X ve Y kuşaklarına değinmeden önce bu dönemin en önemli gerçekliği olan küreselleşme ve etkileri üzerinde duran Dr. Öğr. Üyesi Aslaner, 1980 sonrası dönemde yaşanan değişimlerin toplumu yepyeni bir forma büründürdüğünü dile getirerek, “Bu dönemde küreselleşmenin etkisini tüm toplum yapılarında görmeye başlıyoruz. Ekonominin serbestleşmesi ile birlikte Türkiye, batı kültürü ile tanışıyor. Reklamlar, Amerikan yapımı dizi ve filmler aracılığıyla batılı yaşam tarzı özendiriliyor ve yaygınlaştırılıyor. Bireylere iletişim araçları yoluyla nasıl göründükleri değil, nasıl görünmeleri gerektiği kabul ettiriliyor. X ve Y kuşakları bu özellikleri görmeye başladığımız bir kuşak olarak karşımıza çıkıyor.” İfadelerine yer verdi. X kuşağının arada kalmış, yeni ve eski arasında bocalayan bir kuşak olmasına karşın Y kuşağında popüler kültürün etkilerinin yoğun olarak görüldüğünü vurgulayan Dr. Öğr. Üyesi Aslaner, “Y kuşağı tamamen teknoloji ile iç içe geçmiş bir kuşak. Hayatlarının merkezini tüketim oluşturuyor. Anlık hazların peşindeler. Y kuşağı mutluluğu tüketimle özdeşleştiriyor. ‘Tüketiyorum öyleyse varım’ gibi bir anlayışa sahipler.” Değerlendirmesinde bulundu.

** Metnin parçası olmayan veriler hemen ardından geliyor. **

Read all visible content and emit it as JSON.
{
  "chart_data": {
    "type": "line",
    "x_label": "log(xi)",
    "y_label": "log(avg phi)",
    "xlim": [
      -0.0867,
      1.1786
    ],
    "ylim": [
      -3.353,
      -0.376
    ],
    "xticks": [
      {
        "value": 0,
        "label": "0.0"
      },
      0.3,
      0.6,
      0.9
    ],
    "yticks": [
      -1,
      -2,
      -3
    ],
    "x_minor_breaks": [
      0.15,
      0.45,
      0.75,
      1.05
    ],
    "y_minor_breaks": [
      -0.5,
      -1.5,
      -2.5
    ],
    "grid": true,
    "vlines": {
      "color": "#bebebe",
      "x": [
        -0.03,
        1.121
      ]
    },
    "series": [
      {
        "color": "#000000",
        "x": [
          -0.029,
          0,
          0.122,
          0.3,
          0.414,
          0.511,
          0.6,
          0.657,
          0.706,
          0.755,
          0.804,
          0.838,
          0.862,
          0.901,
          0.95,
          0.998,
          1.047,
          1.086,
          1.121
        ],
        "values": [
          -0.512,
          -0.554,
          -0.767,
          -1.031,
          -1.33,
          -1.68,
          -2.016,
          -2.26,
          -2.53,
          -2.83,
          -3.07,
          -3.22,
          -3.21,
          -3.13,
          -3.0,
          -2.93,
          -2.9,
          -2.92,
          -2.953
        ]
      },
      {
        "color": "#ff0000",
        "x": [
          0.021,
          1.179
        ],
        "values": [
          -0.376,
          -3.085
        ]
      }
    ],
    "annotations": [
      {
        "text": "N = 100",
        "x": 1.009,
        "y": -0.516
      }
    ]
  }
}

“Siz Siz Olun Dijital Adımlarınızı İyi Atın”
Z kuşağı ve Alfa kuşağı olarak adlandırılan kuşaklarda özellikle dijitalleşmenin etkilerinin kaçınılmaz olduğuna dikkat çeken Dr. Öğr. Üyesi Aslaner, Dan Brown’ın “Bazen başka birinin gerçeğini anlamak için tek yapman gereken bakış açını değiştirmektir.” Sözünden hareketle öğrencilere şu tavsiyelerde bulundu: “Bu sözü bir iletişimci olarak aklınıza yazın. Çünkü her türlü kuşakla çalışmak durumunda kalacaksınız. O yüzden bakış açınızı değiştirin. Ciddi bir dönüşüm sürecindeyiz. Siz siz olun dijital adımlarınızı iyi atın. Ve şunu da asla unutmayın. İyi bir iletişimci öncelikle iyi bir insan olmalıdır. Önyargılardan sıyrılın. Kendinize inanın ve güvenin.” Sözleriyle konuşmasını noktaladı.